A small study in the US showed the treatment appeared to stabilise MS patients, whose condition had previously been deteriorating.
Stem cells are the body's "master cells" and can develop into a wide variety of different cell types.
About 85,000 people in the UK have MS, a degenerative disease of the central nervous system.
Stabilised
The researchers' findings were presented to the American Academy of Neurology's 54th Annual Meeting in Denver, Colorado.
The treatment developed by doctors at the University of Washington Medical Center in Seattle involves removing stem cells from the patients' blood, killing the cells that are working against the body's immune system and then returning the healthy cells back to the body.
These patients had all been rapidly deteriorating over the past year, so to get them to a point where they are stabilised is great progress |
Dr George Kraft, University of Washington Medical Center |
They had all unsuccessfully tried conventional therapies and either seen no improvement, or suffered bad side effects.
In the year before the study was carried out, all had deteriorated by one or more points on a scale that measures MS disability.
Magnetic device
The key breakthrough as the way they separate the stem cells from the patient's blood.
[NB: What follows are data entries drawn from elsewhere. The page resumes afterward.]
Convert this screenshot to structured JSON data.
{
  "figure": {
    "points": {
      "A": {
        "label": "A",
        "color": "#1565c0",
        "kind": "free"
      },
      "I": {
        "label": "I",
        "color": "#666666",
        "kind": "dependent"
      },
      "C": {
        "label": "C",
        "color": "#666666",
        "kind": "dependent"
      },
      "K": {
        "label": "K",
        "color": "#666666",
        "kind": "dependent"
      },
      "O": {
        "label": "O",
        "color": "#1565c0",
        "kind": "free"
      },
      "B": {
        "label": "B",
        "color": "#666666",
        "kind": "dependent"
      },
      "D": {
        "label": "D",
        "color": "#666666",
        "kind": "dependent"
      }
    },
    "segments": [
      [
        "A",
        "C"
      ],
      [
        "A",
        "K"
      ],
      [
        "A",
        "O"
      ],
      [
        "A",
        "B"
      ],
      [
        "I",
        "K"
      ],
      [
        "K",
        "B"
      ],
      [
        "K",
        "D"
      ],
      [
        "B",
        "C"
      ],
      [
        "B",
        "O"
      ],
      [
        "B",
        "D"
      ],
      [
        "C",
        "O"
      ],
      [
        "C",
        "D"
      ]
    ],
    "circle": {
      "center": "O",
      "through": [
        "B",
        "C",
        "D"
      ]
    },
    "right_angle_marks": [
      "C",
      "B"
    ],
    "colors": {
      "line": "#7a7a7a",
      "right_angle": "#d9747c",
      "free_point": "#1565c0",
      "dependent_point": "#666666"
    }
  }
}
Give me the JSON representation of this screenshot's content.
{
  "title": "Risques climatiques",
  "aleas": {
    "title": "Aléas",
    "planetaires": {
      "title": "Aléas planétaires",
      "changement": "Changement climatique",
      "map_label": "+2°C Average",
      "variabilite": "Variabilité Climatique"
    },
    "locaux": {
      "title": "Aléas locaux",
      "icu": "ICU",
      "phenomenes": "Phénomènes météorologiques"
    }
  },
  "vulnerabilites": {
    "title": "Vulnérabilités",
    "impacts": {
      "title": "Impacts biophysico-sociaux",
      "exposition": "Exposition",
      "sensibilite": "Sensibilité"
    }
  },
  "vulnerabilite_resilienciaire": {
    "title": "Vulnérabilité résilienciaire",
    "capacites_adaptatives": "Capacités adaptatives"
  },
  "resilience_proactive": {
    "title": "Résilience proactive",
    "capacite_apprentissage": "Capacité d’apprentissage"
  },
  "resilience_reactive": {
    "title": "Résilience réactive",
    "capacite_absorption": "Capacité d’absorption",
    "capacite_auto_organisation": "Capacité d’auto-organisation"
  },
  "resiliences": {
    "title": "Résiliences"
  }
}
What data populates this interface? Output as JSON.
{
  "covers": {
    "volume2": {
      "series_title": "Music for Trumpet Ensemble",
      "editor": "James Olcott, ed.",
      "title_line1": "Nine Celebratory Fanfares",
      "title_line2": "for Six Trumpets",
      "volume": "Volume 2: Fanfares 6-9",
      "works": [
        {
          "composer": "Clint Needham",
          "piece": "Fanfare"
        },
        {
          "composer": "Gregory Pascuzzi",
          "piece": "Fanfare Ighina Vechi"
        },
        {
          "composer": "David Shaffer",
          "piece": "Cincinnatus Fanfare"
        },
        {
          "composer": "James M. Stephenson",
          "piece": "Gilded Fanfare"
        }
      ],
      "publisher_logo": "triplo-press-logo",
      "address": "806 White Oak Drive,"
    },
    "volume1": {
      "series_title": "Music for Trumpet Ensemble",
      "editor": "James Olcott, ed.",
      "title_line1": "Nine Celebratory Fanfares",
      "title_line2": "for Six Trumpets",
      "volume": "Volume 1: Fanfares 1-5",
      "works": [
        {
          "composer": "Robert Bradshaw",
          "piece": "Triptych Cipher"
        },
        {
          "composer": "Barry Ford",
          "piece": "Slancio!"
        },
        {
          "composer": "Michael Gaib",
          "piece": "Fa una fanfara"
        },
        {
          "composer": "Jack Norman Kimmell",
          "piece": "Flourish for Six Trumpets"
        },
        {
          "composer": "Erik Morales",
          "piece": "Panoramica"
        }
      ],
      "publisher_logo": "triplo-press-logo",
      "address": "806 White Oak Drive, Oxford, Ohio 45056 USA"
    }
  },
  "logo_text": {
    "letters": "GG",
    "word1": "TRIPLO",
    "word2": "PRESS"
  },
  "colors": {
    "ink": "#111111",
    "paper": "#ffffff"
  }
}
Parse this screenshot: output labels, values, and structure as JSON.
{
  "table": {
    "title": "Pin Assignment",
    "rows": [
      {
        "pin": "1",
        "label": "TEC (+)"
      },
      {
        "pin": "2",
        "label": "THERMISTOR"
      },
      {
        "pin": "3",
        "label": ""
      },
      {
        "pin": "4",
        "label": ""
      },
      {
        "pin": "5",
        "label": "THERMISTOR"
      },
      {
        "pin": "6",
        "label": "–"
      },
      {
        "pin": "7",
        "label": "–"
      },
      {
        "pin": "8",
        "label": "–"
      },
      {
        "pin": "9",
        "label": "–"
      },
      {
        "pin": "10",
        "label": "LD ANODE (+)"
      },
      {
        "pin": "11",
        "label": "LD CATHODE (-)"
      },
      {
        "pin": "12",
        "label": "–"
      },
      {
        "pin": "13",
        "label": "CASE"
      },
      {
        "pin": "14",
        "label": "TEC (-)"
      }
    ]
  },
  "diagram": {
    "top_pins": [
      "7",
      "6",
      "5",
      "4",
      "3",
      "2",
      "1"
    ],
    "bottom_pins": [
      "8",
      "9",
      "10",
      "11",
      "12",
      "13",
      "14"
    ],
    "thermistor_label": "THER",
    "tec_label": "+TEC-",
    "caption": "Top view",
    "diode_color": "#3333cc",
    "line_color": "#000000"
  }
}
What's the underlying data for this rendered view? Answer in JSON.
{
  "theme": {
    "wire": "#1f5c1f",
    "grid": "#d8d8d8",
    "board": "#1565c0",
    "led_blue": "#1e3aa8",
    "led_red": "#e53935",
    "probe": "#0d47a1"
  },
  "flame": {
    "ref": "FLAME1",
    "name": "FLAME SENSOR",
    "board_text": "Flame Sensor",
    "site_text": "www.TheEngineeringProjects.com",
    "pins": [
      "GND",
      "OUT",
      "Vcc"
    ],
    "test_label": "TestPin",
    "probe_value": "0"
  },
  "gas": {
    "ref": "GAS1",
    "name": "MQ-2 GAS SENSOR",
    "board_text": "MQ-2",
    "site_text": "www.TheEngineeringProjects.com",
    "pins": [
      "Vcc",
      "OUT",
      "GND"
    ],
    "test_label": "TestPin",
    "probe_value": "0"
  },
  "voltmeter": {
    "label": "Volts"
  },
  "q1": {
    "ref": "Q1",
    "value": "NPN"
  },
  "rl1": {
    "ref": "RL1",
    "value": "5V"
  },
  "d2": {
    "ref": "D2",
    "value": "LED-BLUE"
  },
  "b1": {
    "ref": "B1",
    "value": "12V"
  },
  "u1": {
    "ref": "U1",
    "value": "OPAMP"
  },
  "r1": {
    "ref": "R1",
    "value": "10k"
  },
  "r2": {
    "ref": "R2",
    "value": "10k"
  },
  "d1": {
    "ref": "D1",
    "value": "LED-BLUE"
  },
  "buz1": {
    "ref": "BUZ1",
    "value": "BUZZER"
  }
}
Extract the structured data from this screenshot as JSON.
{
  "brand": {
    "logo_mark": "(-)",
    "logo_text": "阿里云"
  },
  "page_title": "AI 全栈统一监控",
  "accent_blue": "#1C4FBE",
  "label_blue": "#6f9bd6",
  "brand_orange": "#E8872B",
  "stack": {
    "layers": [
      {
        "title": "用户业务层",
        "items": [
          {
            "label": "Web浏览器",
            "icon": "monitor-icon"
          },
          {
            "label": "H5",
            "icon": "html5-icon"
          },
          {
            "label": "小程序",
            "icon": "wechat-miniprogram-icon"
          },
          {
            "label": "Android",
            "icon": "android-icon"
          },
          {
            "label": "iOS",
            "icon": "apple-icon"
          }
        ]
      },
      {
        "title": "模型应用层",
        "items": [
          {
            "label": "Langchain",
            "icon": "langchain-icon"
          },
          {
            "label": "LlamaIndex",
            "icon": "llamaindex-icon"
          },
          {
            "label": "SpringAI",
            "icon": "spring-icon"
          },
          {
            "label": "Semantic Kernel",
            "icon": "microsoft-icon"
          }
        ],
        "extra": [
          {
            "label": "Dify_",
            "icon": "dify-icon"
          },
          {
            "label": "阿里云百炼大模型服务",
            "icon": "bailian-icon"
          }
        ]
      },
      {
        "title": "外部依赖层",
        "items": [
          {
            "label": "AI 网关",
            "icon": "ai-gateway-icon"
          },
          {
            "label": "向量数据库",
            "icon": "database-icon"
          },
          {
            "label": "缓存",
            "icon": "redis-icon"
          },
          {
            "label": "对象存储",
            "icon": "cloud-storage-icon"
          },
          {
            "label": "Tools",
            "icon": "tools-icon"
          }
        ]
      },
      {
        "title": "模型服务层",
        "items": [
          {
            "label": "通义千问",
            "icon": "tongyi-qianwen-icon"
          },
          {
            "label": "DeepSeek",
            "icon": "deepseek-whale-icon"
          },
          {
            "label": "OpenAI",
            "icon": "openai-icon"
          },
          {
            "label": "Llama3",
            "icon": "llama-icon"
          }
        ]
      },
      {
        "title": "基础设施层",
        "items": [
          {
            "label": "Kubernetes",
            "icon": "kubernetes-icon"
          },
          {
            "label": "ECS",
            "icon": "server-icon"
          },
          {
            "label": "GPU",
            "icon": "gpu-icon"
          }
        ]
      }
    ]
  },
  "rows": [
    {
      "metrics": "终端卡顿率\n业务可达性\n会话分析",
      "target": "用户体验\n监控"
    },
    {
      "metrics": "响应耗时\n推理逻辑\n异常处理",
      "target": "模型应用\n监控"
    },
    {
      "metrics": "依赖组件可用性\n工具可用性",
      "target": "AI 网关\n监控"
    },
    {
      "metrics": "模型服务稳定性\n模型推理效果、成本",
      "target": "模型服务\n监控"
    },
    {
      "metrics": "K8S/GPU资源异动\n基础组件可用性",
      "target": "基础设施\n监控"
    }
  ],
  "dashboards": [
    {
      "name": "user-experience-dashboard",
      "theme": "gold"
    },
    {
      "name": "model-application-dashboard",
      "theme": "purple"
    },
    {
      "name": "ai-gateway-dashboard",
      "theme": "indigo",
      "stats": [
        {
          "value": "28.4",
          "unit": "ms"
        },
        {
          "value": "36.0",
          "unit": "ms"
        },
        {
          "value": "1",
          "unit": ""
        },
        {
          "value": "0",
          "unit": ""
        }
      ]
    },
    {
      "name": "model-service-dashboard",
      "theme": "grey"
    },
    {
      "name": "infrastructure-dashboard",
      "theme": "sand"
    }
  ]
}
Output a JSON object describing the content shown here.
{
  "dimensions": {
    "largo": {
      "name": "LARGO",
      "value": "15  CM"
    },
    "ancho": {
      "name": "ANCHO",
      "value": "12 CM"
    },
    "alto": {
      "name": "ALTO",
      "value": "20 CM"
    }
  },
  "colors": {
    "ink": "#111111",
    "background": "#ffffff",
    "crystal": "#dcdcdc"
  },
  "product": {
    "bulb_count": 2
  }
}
Stem cells are hard to track down and they wanted to isolate them from the other cells, so they generated anti-bodies to the stem cells.
They then attached tiny magnetic beads and mix this in with the blood.
Then a magnetic device was used to separate out the stem cells they needed, leaving the rest behind.
The patients were monitored for an average of 14 months following the treatment.
After the stem cell transplant, 20 patients were stable, with no change in their amount of disability.
Six showed a small amount of improvement in some aspects of their condition - around half a point on the MS scale.
Complications
But some patients suffered complications after the procedure.
One, who received a particular form of an immunosuppressive drug, developed viruses which can affect transplant patients and died several weeks later.
Another patient developed Guillain-Barre syndrome, an autoimmune disorder, and pneumonia 17 months after the transplant.
Another patient suffered a fever for which doctors could not pinpoint the cause soon after the transplant - and his MS worsened slightly as a result.
'Good news'
However, one year after the transplant, only three patients had new brain lesions, a sign of MS, and just two had needed to take drugs to relieve their MS.
Further research is planned, aimed at confirming the treatment's effectiveness and monitor its long-term effects.
Dr George Kraft who led the research, said: "This is good news.
"These patients had all been rapidly deteriorating over the past year, so to get them to a point where they are stabilised is great progress.
"The hope is that these stem cells will eventually reconstitute into healthy immune system cells and the disease process can be stopped."
Hope
Christine Jones, chief executive of the MS Trust welcomed the research.
She said: "For people with very aggressive disease there are currently few effective therapies available we therefore welcome the prospect of any new treatment which may slow the progression of disability and reduce the amount of scarring or lesions in the brain.
"The results presented in Denver do seem to offer real hope on the horizon and we look forward to further larger scale trials."
A spokesman for the MS Society said: "These early results of a potential MS treatment are encouraging, particularly as the study involved people with very severe MS.
"However, as Dr Kraft has stressed, the treatment is still at an experimental stage and further trials are needed to confirm its long-term effectiveness and safety.
"We shall be following developments closely."